鳳憶寒從不認為賀蘭清硯弱。他之所以一直護著他,不是因為他弱,而是因為他想護著他。這是他的選擇,與賀蘭清硯的實力無關。

如今,賀蘭清硯出手相助,他自然不會拒絕。相反,他心中反而生出一種默契的快意。

笛聲仍在繼續,賀蘭清硯的指尖在笛身上跳躍,如蝴蝶穿花。他一邊吹奏,一邊調動體內的靈力,那靈力順著笛聲擴散開來,在半空中凝聚成一瓣瓣淡粉白色的花瓣。那些花瓣層層疊疊,如春日初綻的桃花,卻又比桃花更剔透,更輕盈。每一片花瓣的邊緣,都泛著淡淡的白粉色光暈,如晨曦中的朝霞,美得令人窒息。

那些花瓣隨著笛聲飄舞,在空中旋轉,匯聚成一條花河,朝著那些天師府的弟子席捲而去。花瓣看似柔弱,實則鋒利無比,一旦觸及人體,便會劃出道道血痕。而那些弟子此刻心神被笛聲所惑,反應遲鈍,根本來不及躲避,只能任由那些花瓣割裂他們的衣衫與皮膚。

一時間,慘叫聲此起彼伏,鮮血在空中綻放,與那淡粉色的花瓣交織在一起,構成一幅悽美而又詭異的畫面。

張天師面色一沈,冷哼一聲,手中拂塵一揮,一股無形的音波震盪開來,試圖壓制那笛聲。然而,賀蘭清硯的笛聲豈是那麼容易壓制的?那笛聲如同活物一般,在張天師的音波衝擊下,只是微微一顫,便又重新穩定下來,繼續發揮著它的威力。

張天師眉頭緊鎖,看向賀蘭清硯的目光中,多了一絲忌憚。他原本以為,賀蘭清硯不過是鳳憶寒身邊的一個累贅,一個需要保護的弱者。卻沒想到,這個看起來溫潤如玉的公子哥,竟然有如此手段。那笛聲,那花瓣,無一不顯示出他深厚的修為與精湛的技巧。
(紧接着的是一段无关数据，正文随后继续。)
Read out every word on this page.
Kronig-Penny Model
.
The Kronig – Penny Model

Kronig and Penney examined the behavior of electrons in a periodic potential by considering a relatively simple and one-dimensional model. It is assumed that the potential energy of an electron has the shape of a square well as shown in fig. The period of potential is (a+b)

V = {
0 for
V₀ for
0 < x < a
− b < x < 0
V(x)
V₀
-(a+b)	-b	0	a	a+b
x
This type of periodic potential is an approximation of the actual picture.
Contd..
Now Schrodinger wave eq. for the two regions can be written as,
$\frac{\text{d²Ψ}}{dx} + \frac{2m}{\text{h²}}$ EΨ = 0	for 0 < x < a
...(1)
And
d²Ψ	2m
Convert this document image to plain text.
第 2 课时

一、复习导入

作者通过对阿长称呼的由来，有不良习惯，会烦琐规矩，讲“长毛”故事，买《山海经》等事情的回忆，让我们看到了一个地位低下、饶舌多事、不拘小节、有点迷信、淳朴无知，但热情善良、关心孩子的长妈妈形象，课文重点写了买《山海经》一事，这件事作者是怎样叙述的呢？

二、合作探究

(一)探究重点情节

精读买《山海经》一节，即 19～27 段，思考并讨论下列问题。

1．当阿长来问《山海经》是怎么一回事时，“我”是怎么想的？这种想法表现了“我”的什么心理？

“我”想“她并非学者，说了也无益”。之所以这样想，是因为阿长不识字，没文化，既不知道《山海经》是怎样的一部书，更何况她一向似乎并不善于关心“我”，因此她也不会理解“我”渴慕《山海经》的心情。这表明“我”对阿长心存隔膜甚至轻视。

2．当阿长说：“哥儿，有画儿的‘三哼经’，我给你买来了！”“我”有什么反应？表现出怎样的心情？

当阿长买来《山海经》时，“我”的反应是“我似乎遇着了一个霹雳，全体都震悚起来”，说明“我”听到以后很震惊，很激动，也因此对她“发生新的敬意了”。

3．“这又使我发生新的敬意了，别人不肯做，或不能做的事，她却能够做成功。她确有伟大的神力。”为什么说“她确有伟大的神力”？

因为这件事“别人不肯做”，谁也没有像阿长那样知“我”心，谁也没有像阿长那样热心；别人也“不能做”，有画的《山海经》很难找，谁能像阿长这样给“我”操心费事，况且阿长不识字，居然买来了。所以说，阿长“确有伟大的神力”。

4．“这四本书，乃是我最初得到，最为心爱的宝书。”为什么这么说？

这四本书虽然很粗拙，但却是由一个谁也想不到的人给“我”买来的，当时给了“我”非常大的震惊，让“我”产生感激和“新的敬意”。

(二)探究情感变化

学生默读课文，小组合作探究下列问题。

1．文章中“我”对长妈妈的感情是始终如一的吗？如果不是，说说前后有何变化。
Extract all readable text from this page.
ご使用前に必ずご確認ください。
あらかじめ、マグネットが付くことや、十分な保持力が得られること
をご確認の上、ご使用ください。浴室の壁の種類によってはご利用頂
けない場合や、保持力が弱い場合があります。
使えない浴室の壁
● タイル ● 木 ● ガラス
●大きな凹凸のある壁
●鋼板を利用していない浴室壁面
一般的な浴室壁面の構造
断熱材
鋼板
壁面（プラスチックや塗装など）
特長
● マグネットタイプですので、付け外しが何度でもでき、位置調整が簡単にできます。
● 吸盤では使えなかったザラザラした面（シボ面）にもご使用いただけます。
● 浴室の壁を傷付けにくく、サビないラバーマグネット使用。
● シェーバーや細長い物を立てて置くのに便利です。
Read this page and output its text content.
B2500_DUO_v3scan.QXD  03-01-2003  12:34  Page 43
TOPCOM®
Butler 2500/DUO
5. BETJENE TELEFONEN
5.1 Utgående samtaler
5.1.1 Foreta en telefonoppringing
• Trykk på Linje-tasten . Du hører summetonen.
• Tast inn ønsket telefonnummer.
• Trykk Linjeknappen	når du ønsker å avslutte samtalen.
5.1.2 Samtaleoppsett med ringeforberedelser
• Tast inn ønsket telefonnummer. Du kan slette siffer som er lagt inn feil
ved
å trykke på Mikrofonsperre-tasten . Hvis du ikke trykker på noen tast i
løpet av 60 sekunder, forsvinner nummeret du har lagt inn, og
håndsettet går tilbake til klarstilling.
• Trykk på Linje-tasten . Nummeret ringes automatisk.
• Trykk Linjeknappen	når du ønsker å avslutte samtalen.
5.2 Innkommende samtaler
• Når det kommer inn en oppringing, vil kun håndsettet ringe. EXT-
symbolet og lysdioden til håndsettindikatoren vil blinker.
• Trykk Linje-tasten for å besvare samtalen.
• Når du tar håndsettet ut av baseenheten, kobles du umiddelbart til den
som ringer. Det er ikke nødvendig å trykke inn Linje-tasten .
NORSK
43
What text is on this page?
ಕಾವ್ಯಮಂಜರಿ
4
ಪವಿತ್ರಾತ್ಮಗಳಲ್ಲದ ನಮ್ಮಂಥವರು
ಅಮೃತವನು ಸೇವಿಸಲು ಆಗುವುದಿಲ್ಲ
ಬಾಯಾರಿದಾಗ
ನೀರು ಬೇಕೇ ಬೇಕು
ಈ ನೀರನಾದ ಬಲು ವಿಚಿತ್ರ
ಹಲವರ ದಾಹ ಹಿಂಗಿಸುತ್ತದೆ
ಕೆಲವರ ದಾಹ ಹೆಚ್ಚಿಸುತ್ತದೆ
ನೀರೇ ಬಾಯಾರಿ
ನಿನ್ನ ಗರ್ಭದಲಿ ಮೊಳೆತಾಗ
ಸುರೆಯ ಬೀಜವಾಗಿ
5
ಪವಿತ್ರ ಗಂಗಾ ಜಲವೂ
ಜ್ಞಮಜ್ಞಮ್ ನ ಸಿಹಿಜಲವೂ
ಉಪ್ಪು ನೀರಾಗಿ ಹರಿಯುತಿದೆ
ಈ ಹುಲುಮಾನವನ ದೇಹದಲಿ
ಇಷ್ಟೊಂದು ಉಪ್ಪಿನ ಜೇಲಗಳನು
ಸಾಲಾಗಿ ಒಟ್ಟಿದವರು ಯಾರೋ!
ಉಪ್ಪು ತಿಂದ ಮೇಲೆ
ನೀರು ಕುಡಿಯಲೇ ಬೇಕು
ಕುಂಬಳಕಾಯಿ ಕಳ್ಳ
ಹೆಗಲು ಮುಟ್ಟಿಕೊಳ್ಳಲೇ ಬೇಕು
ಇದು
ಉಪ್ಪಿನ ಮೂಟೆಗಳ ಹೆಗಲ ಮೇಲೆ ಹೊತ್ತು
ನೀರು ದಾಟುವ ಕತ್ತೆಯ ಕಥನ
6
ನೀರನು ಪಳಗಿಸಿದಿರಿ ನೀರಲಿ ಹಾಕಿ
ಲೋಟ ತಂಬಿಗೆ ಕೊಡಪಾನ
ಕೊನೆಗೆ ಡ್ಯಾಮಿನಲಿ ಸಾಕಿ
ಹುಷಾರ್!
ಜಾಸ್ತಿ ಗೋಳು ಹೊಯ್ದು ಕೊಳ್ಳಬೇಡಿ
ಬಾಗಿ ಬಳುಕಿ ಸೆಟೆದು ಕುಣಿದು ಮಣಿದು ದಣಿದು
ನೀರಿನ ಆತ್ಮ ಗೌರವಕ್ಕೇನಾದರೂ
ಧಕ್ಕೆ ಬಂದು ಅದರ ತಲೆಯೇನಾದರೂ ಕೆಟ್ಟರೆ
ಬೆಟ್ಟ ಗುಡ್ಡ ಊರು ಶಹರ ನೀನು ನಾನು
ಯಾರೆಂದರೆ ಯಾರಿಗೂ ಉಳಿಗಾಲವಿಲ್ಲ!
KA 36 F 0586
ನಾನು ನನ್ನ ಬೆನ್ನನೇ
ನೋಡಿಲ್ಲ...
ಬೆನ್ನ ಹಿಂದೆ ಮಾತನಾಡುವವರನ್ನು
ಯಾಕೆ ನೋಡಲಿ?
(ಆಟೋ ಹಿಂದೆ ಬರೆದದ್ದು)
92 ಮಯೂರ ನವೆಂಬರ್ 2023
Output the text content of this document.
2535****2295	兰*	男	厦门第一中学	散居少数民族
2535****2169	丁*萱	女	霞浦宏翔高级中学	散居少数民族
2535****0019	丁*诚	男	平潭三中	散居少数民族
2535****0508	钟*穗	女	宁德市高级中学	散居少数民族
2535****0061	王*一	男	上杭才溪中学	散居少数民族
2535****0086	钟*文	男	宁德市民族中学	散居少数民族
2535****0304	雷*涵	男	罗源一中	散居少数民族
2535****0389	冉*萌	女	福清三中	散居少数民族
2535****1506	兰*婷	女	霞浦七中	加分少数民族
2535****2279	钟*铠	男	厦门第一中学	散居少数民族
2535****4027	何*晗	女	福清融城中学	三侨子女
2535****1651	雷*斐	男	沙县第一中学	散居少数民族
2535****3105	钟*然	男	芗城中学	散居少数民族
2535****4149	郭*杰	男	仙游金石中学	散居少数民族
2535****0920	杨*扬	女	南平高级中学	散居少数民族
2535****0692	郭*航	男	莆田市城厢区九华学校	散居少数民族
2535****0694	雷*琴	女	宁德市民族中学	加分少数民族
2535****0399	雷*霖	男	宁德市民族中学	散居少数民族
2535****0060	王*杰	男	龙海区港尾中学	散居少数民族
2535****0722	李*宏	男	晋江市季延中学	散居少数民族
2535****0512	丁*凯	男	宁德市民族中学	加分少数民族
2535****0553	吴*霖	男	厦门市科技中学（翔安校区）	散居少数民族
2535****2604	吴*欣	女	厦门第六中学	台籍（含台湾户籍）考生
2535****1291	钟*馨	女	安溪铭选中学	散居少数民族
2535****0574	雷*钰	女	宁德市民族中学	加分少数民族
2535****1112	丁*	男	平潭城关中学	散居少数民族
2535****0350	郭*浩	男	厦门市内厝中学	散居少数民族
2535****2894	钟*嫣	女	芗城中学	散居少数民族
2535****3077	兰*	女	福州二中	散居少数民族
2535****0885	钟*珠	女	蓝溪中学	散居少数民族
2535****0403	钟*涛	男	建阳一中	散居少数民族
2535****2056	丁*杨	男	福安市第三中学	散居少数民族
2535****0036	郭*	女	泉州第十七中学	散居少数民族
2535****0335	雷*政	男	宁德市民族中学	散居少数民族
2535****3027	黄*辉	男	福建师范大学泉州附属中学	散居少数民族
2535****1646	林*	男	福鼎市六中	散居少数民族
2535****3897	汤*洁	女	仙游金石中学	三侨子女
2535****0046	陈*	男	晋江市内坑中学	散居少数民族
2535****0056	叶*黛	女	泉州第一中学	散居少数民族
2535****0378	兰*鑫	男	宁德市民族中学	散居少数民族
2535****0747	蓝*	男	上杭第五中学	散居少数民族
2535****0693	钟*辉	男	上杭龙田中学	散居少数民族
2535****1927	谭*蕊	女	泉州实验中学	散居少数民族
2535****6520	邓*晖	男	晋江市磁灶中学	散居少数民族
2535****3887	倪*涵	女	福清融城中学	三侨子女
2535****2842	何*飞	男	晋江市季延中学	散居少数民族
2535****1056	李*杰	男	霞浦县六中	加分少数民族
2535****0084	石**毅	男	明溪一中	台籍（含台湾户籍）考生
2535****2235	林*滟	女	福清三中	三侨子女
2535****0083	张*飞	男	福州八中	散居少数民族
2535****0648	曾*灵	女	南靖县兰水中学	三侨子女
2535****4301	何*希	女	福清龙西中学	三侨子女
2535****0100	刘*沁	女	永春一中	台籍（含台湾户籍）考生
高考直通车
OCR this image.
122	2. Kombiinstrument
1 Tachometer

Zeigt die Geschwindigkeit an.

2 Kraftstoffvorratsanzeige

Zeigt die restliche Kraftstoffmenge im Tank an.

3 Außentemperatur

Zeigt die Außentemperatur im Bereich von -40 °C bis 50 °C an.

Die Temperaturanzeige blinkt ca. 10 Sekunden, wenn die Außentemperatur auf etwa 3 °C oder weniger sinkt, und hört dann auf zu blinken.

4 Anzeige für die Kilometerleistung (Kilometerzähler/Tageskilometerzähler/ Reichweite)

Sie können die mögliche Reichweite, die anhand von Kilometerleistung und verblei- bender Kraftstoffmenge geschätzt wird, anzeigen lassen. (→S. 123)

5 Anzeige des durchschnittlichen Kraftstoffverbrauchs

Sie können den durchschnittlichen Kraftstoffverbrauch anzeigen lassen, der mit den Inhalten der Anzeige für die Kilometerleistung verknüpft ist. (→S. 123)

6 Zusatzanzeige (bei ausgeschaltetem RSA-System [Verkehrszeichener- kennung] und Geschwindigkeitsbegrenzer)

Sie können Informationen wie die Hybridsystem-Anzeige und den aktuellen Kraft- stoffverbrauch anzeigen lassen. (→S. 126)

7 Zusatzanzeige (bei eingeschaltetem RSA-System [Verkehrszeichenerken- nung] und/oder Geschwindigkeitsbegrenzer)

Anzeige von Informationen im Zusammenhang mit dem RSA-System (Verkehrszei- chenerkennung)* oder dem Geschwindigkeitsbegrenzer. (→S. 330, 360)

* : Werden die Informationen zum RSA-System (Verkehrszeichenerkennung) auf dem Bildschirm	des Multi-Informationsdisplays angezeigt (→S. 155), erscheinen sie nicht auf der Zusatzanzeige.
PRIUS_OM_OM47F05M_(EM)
“賀蘭府的人,果然都不簡單。”張天師低聲道,語氣中帶著一絲不甘。

他深吸一口氣,不再猶豫,手中拂塵高舉,口中唸唸有詞。隨著他的唸誦,他身後的天空中,烏雲翻滾得更加劇烈,紫電更加密集。一股龐大的威壓,自他體內散發出來,如泰山壓頂,讓下方的洛陽城都為之顫抖。

“天師府弟子聽令!”張天師大喝一聲,“結‘天罡北斗陣’,誅殺此二人!”

那些被笛聲迷惑的弟子,聽到這聲大喝,紛紛一個激靈,清醒過來。他們連忙收斂心神,按照張天師的指令,迅速變換陣型,結成一座巨大的陣法。那陣法以七人為一組,共七七四十九組,彼此呼應,形成一個巨大的漩渦,將鳳憶寒與賀蘭清硯都籠罩其中。

陣一成,一股恐怖的吸力便自陣中產生,要將兩人的靈力強行抽出。同時,陣法中還不斷射出金色的光箭,如暴雨般傾瀉而下。

鳳憶寒面色不變,手中長劍揮舞,將那些光箭一一格擋。他看了一眼城樓上的賀蘭清硯,見他面色越發蒼白,額角已有冷汗滲出,知道他傷勢未愈,靈力消耗過大,已有些支撐不住了。